Structural: - don’t use SUMMARIZE to add measure based virtual columns to a virtual table. This can result in irregular results. Instead, use SUMMARIZE nested inside of ADDCOLUMNS (or alternatively SUMMARIZECOLUMNS). Here’s how your first variable will change:
VAR OrdersSummarized =
ADDCOLUMNS(
SUMMARIZE(
‘Sales Table’,
‘Sales Table’[id_Unica], // Order id
‘Products’[Segmento]
),
“@Weight”, [% Sales line over order]
)
if you want to understand the full rationale behind wrapping SUMMARIZE in ADDCOLUMNS, I’d refer you to this article:
Notational – you will note above when I added the measure column to the virtual table, I put an “@” in front of weight. This is a best practice to distinguish calling a virtual column from a measure, suggested by Ferrari in this article, which as the expert team we’ve generally adopted in our solutions on the forum.

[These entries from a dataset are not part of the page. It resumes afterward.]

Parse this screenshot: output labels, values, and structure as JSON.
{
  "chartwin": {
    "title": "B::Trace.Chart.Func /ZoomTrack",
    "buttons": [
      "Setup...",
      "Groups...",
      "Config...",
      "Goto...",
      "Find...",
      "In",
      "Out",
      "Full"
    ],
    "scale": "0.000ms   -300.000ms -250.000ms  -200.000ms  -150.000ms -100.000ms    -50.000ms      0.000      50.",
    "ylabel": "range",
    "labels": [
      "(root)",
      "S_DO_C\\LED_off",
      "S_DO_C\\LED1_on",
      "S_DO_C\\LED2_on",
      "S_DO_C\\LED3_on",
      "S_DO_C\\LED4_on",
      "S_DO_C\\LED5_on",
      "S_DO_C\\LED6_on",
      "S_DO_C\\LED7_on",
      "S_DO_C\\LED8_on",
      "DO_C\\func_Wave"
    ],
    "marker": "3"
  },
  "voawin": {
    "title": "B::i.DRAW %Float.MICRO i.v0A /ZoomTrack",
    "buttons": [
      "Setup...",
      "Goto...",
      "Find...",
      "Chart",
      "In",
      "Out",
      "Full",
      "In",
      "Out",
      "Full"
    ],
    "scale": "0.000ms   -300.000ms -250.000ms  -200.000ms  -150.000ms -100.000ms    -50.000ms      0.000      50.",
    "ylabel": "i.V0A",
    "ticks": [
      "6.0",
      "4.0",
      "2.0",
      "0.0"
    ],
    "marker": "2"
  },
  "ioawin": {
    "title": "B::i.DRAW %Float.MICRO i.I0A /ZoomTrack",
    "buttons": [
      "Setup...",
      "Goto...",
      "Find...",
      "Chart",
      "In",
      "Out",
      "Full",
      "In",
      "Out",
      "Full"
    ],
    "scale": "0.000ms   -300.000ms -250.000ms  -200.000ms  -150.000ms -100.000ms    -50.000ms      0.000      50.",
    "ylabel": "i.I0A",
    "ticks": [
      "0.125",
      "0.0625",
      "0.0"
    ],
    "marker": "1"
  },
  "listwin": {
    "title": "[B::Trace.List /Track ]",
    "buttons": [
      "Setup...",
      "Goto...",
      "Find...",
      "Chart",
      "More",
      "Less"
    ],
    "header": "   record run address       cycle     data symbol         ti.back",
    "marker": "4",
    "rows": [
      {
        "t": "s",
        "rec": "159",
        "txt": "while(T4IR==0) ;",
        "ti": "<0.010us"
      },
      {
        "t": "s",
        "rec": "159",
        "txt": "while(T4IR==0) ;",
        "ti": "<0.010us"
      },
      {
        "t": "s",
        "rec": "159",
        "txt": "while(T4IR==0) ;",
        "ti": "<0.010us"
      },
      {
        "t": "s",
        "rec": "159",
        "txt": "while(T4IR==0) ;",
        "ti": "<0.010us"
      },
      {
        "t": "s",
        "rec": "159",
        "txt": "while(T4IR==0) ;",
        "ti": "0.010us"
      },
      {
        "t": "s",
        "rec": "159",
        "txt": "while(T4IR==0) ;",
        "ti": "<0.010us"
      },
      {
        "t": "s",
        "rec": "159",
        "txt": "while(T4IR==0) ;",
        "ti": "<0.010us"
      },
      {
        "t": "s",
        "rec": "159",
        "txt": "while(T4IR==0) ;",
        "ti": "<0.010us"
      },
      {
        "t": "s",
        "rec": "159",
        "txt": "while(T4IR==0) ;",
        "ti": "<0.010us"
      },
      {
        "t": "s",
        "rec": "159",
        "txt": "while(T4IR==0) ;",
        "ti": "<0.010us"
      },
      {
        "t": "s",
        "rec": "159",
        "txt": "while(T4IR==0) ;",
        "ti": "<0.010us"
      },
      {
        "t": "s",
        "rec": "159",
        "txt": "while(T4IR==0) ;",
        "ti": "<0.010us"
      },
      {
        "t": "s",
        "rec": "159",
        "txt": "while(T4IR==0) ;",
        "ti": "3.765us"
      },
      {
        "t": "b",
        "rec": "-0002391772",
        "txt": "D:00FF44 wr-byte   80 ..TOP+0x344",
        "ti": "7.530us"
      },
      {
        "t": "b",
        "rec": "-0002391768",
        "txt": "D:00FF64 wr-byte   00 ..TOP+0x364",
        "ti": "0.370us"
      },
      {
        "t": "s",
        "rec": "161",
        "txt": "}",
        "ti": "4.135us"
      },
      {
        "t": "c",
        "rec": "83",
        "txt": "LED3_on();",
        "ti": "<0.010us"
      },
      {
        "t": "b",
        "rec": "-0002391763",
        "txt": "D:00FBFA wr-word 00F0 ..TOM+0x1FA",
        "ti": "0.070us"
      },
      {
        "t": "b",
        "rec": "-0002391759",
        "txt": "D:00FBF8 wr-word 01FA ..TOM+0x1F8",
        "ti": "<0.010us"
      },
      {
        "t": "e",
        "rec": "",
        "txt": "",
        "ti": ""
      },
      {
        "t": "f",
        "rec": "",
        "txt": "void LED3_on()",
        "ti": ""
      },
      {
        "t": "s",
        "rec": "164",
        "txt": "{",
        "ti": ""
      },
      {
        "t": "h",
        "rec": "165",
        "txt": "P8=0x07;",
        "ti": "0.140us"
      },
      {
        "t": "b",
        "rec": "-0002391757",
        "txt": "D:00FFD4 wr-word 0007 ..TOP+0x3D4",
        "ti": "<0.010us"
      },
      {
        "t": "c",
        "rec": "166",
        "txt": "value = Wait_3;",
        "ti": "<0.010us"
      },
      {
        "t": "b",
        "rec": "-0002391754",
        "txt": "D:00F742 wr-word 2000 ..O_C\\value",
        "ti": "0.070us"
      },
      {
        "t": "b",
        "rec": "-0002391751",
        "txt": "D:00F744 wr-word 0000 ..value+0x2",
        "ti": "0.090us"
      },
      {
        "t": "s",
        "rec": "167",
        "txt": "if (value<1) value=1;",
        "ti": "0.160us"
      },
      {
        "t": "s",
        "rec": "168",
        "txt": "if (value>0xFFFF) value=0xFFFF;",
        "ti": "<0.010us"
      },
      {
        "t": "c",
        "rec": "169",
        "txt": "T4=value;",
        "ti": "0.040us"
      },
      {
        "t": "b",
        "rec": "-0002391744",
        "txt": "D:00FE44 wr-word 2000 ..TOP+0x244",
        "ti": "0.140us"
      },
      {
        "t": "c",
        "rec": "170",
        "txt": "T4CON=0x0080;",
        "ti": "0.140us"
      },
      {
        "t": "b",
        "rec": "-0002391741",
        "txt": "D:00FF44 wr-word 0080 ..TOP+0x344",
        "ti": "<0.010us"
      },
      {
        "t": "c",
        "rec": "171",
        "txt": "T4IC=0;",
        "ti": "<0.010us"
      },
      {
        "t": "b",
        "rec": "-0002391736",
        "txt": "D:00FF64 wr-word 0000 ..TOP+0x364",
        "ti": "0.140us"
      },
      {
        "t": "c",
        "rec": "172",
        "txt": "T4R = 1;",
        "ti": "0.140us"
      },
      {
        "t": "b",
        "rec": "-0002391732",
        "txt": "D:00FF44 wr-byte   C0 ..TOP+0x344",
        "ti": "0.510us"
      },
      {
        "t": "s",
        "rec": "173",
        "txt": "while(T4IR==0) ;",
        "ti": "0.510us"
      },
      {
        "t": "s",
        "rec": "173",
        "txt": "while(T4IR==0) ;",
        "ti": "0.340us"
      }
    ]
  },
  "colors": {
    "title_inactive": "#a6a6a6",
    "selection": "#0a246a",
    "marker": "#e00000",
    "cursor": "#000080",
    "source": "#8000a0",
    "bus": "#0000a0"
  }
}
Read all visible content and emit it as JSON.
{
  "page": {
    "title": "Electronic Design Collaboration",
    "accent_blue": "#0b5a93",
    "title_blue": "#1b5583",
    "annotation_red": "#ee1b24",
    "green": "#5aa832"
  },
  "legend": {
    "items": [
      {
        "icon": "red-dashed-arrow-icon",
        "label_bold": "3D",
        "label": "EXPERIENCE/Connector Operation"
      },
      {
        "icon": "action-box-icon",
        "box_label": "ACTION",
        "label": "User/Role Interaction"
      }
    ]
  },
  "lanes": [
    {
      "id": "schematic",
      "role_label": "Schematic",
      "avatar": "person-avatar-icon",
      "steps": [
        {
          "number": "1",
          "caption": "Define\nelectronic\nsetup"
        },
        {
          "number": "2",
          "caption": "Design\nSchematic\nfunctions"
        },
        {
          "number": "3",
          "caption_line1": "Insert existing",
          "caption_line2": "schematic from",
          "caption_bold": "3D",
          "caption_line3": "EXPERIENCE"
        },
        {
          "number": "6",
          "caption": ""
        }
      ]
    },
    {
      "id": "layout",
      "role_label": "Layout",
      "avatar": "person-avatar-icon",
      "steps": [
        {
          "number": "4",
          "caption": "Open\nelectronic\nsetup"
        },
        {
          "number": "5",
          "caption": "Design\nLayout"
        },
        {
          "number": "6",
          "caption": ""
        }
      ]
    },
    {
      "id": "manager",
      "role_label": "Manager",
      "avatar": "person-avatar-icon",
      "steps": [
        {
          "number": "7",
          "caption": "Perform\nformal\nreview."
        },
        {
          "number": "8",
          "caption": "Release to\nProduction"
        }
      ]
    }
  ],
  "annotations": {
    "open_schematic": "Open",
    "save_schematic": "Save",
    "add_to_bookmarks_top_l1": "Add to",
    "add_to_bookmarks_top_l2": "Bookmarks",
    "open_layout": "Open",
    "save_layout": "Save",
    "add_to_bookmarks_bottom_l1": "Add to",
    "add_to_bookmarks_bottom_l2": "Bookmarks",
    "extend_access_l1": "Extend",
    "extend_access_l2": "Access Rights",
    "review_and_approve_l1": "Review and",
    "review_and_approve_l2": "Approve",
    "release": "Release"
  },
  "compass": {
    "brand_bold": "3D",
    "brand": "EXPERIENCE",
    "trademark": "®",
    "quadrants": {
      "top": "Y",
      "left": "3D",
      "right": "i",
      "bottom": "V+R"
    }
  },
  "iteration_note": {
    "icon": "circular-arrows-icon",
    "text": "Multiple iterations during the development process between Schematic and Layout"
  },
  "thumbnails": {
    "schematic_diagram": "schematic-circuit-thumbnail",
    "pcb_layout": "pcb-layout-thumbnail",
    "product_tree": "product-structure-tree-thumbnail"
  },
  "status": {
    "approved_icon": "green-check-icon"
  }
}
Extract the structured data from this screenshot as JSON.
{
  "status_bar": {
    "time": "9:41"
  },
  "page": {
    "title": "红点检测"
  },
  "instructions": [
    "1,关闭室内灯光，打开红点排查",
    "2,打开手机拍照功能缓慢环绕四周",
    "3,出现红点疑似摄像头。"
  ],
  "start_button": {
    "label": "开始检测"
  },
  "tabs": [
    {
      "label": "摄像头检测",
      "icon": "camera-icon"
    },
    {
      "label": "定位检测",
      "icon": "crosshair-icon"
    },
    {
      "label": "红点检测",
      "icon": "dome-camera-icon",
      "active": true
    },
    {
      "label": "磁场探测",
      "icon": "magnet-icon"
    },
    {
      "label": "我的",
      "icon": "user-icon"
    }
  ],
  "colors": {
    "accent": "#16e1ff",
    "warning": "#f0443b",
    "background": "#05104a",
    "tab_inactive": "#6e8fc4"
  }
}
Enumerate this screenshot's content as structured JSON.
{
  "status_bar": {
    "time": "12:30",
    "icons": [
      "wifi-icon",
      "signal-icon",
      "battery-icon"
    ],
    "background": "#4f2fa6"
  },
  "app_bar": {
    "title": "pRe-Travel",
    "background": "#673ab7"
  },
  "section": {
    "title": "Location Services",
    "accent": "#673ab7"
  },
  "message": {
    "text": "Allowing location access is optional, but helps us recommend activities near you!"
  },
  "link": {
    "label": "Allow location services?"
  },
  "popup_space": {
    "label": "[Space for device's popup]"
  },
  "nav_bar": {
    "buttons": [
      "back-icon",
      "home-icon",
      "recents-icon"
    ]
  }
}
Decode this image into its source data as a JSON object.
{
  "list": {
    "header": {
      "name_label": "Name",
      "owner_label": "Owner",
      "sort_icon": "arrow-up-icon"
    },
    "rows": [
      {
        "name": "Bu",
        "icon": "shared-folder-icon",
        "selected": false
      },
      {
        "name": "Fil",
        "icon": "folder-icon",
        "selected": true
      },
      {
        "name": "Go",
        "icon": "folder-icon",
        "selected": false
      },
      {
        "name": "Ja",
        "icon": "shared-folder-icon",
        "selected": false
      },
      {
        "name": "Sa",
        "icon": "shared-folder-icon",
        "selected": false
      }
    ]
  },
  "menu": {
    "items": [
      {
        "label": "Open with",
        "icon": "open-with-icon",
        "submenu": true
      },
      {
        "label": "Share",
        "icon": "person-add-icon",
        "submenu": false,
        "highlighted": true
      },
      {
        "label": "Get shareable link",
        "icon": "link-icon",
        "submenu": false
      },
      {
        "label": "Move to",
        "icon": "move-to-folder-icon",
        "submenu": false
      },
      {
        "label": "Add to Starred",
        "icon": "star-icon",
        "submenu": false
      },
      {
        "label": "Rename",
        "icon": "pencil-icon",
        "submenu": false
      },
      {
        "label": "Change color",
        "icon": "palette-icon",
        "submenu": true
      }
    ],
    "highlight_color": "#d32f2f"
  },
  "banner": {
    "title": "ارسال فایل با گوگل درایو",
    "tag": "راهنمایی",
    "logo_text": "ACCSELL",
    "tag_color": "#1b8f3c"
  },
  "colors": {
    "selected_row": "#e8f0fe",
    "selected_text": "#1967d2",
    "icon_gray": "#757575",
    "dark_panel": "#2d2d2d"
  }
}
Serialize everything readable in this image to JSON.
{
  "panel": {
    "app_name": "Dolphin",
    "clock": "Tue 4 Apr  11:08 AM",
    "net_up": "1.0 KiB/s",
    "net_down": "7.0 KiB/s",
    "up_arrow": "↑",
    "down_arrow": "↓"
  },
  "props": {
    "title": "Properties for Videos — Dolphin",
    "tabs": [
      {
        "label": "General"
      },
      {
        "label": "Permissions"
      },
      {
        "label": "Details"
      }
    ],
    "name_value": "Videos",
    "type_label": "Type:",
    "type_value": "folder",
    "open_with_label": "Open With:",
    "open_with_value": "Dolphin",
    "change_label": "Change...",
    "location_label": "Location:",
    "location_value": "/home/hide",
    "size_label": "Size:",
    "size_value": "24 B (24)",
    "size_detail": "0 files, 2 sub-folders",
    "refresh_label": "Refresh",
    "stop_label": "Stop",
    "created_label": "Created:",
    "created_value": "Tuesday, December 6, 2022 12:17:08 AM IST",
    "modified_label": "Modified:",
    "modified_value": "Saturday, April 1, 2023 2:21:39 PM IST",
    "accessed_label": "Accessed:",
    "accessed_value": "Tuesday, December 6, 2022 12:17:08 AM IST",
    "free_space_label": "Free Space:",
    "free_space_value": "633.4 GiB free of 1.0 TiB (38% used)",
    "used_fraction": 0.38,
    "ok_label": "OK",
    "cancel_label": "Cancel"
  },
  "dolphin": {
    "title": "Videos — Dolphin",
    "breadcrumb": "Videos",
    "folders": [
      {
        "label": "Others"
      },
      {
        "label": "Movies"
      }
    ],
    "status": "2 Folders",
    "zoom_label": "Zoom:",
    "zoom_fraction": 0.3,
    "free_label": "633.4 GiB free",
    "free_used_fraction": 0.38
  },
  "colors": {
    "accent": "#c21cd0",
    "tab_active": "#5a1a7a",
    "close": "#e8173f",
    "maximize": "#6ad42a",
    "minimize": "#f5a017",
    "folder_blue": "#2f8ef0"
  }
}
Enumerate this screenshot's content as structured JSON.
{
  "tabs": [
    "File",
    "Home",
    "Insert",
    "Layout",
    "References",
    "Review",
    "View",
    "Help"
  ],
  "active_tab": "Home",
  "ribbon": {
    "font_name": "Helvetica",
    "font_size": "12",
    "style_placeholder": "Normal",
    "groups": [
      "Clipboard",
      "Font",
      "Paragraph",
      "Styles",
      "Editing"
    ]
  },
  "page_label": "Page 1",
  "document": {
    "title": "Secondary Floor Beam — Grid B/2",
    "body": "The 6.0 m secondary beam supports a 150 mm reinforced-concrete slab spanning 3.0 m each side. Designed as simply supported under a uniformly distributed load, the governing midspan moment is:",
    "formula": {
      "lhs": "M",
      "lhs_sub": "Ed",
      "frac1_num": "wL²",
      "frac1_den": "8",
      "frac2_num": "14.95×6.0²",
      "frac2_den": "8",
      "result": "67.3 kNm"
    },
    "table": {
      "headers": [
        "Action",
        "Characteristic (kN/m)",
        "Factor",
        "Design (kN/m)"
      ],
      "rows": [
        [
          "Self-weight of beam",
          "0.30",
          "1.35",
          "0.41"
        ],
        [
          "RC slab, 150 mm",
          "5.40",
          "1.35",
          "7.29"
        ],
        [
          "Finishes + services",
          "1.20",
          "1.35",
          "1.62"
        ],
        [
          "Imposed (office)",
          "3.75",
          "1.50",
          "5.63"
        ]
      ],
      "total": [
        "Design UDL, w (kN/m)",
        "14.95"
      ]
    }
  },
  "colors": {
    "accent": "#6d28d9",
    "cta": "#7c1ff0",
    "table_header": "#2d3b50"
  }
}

That’s because SUMMARIZECOLUMN can’t work in a filter context modified by context transition. PBI generates queries using SUMMARIZECOLUMN and outer SUMMARIZECOLUMN will modify the filter context for the inner SUMMARIZECOLUMN , here is an example.
// DAX Query
EVALUATE
SUMMARIZECOLUMNS (
-- This is what causes the problem, it is a known issue and I don't think microsoft has any plans on resolving this
ROLLUPADDISSUBTOTAL (
'Products'[Brand],
"IsGrandTotalRowTotal"
),-- This populates the grand totals
"Total_Sales", 'SalesMeasures'[Total Sales]
)
.
If I include the measure which uses SUMMARIZECOLUMNS in the matrix, it will break
Thanks both @BrianJ, @AntrikshSharma I really aprreciate it, I follow your lessons and best practices !! Keep fighting with the model, I will let you know if i get stuck.